A Fault Tolerant Compiler for Zero Silent Data Corruption
Soft errors, such as transient faults caused by alpha particles or cosmic rays, can alter signal transfers or stored data in microprocessors. As a result, these soft errors often cause incorrect program execution or “glitches”. The exponentially growing rate of soft errors makes reliability a top priority in modern processor design. While many solutions to soft errors focus on hardware improvements, software approaches can also be applied to existing processors. The most popular and effective software approaches involve in-application instruction duplication. However, existing techniques are unable to protect several important microarchitectural components, as well as a significant portion of instructions, resulting in silent Data Corruptions (SDCs). Current technologies, such as SWIFT, aim to completely eliminate SDCs by providing protection and partial instruction duplication. However, research has shown that SWIFT is not effective in completely eliminating SDCs, often due to insufficient protection and redundancy. Therefore, there is a need for a software that eliminates SDCs more efficiently than current technology.

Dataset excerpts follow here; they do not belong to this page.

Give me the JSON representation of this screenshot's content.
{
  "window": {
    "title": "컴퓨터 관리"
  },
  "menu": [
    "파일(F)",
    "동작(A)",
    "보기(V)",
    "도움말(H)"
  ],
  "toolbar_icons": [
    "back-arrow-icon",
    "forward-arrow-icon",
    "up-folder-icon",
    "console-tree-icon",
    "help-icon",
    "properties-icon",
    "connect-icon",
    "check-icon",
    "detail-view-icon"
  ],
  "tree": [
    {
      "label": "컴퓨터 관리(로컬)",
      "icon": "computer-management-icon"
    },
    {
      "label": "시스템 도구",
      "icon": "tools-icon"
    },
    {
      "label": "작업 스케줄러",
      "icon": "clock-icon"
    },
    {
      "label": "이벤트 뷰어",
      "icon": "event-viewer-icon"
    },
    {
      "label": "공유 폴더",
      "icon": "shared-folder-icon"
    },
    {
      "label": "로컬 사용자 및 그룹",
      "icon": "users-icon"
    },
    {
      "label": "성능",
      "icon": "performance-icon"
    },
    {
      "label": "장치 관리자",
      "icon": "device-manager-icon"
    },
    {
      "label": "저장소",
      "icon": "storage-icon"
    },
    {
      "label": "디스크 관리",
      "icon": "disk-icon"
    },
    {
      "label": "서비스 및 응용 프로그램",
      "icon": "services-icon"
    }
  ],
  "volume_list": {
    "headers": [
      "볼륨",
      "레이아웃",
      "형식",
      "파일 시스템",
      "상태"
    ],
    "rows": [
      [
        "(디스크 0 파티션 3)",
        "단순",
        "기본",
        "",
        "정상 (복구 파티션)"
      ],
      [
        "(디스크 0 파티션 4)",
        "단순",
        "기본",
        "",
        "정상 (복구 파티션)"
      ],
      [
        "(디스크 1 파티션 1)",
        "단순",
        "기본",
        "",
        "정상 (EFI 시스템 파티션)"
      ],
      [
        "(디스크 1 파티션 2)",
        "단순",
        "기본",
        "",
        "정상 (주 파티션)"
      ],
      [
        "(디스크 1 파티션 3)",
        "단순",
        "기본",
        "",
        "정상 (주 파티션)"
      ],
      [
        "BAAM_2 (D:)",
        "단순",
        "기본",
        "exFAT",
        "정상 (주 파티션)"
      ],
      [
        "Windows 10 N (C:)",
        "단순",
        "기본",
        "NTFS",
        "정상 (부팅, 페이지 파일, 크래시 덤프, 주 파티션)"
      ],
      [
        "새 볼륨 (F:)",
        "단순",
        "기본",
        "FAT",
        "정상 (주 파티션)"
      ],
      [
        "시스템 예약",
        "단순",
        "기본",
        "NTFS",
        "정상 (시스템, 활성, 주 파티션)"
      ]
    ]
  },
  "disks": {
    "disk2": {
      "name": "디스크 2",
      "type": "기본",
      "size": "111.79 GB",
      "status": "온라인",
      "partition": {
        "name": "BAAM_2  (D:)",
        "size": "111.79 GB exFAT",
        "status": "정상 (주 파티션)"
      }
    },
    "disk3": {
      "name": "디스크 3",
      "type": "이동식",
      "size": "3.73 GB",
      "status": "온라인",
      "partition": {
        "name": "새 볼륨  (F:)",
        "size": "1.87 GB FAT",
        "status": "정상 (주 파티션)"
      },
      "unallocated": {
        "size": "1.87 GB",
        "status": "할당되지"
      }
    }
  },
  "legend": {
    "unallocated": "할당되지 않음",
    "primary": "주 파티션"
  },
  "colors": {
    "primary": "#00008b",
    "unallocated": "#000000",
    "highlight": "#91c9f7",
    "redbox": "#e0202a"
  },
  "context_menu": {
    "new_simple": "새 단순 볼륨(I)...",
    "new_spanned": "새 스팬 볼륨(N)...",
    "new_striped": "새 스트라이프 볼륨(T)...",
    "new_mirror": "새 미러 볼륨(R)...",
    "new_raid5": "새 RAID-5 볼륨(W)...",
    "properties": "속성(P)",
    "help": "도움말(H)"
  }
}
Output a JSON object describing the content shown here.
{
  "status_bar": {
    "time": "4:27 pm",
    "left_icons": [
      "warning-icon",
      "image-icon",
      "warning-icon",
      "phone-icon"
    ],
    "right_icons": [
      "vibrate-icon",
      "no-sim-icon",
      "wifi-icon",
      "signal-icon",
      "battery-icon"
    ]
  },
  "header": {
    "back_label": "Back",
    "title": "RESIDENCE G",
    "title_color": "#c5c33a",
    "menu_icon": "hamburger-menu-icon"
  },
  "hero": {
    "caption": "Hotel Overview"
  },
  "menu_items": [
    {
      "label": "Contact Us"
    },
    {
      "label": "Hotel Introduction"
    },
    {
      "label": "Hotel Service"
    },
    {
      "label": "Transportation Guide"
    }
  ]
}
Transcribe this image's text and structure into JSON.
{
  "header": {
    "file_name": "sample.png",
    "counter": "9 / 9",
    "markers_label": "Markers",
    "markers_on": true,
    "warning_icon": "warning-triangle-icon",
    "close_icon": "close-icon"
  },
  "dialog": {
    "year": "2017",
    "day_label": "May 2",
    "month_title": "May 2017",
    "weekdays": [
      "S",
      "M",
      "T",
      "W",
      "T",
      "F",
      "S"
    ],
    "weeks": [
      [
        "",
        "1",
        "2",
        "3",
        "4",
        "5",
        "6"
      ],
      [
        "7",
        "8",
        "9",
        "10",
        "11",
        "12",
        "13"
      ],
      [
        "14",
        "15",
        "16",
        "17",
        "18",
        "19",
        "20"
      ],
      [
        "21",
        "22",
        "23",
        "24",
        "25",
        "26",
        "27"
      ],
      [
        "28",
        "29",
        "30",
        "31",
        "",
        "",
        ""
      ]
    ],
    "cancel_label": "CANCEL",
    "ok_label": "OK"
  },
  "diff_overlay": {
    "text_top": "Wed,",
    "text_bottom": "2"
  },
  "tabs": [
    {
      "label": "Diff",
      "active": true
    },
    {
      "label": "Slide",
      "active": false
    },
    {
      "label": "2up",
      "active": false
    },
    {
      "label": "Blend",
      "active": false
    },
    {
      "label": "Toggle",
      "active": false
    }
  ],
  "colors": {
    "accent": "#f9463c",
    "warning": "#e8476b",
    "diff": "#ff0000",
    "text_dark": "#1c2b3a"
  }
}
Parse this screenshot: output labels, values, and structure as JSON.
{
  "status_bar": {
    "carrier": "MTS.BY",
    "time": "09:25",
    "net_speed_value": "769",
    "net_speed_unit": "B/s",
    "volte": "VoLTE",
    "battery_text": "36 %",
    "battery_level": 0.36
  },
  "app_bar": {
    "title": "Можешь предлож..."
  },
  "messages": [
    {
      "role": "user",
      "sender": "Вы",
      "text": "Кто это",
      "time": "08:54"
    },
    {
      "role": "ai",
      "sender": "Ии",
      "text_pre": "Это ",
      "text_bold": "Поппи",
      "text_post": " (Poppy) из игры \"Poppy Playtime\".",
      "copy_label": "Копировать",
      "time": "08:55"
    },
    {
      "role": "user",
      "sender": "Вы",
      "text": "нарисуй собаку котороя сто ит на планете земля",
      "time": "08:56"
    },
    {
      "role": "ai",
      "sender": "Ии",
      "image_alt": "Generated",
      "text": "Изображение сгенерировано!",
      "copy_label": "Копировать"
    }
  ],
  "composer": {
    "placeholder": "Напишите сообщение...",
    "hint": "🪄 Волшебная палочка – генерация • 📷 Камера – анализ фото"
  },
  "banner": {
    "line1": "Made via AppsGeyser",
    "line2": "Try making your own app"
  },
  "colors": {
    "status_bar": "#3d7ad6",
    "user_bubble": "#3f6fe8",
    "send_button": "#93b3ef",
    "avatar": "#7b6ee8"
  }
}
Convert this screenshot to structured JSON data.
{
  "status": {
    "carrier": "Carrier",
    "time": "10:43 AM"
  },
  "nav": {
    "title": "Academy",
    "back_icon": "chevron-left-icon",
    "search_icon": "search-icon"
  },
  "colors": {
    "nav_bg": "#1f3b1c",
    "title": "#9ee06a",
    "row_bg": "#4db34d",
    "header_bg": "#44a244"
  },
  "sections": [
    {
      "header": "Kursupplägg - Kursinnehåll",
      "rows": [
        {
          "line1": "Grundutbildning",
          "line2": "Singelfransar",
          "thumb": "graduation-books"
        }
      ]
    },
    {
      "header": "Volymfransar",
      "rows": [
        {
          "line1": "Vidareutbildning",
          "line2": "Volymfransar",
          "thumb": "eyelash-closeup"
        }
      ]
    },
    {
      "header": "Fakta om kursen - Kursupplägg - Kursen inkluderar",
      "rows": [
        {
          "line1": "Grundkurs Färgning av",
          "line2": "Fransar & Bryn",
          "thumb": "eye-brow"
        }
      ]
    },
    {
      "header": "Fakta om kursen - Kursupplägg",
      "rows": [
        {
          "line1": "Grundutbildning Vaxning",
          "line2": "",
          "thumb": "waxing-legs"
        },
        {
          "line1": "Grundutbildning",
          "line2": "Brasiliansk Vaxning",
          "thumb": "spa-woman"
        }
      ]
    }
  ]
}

Researchers at Arizona State University have developed a compiler approach to protect applications from soft errors called Zero silent Data Corruption (ZDC). This innovation creates a duplicated instruction stream with an extra copy of registers, and at some synchronization points, checks the data values in the redundant registers against the values in the original registers. ZDC is extremely effective because it comprehensively protects store, load, and compare & branch instructions through reloading and duplication methods. ZDC has made significant advances in terms of performance and failure rates, and has proven superior to SWIFT and other technologies during testing.
- Computer science
- Error reduction
Benefits and Advantages
- Improved Performance –
- Only 0.4% of faults lead to SDC with the ZDC version of the program. This is a significant reduction from the 18% of faults that result in SDC when using SWIFT.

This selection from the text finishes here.